Dans le cas de maltraitance d’animaux par des entreprises, le MAPAQ est chargé de faire les inspections. Toutefois, une plainte à la Direction de la santé animale doit être formulée par le témoin direct des actions jugées négligentes. 

«Pour qu’une plainte soit recevable, vous devez avoir constaté directement un manquement au règlement, c’est-à-dire [...] eau et nourriture inadéquate, habitat non conforme ou si un animal ne reçoit pas les soins de santé requis par son état. La salubrité fait aussi partie de la réglementation. Les informations qui circulent sur Internet ou sur les réseaux sociaux ne sont pas recevables comme plainte. Il est de la responsabilité de la personne témoin des faits de formuler la plainte», a répondu le MAPAQ à un internaute ayant dénoncé la situation. 

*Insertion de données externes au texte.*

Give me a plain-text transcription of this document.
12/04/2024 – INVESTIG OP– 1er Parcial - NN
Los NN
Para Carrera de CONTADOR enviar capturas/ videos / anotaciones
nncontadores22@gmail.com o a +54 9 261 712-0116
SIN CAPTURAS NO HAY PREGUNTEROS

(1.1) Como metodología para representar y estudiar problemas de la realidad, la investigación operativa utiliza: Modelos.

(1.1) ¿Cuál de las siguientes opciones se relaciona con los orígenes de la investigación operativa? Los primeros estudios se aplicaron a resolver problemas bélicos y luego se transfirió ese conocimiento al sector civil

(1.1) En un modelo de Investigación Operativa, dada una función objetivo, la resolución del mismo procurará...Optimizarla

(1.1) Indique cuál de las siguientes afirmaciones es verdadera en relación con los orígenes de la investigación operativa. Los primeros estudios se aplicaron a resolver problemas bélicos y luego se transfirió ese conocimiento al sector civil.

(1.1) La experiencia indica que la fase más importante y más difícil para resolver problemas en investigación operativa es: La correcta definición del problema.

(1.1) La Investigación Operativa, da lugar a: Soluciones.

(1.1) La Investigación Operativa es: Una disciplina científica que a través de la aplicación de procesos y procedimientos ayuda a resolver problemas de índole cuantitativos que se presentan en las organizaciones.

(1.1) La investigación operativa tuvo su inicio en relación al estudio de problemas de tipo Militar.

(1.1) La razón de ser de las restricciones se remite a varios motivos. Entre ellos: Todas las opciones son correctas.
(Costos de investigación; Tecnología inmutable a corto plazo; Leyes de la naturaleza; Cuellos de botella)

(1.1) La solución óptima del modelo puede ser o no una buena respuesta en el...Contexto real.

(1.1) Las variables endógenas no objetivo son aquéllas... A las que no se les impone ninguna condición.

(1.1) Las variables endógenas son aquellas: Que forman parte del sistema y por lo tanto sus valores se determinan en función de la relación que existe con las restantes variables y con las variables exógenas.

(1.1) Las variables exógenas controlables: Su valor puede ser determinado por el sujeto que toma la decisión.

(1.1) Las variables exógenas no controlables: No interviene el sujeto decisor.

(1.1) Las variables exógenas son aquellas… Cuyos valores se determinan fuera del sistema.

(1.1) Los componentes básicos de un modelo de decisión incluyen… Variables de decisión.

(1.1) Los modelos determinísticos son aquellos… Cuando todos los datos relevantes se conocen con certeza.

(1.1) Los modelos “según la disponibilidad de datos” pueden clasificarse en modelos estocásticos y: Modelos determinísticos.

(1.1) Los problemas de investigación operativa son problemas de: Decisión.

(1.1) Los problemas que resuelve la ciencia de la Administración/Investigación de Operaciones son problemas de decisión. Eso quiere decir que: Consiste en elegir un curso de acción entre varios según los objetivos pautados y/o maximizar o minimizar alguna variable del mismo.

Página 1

Le Ministère ne peut commenter les cas particuliers, en vertu de la loi sur l’accès aux documents des organismes publics et sur la protection des renseignements personnels, mais confirme que le dossier est connu des services d’inspection et qu’une plainte a été transmise à notre centrale de signalement. 

«Le MAPAQ traite toutes les plaintes et les achemine à son service d’inspection pour procéder à leur analyse. Lorsque la santé, la sécurité ou le bien-être de l’animal sont compromis, le service d’inspection se rend rapidement sur les lieux. Toutes les mesures nécessaires sont prises afin de s’assurer de la protection du bien-être et de la sécurité des animaux», peut-on lire dans la réponse envoyée au Soleil. 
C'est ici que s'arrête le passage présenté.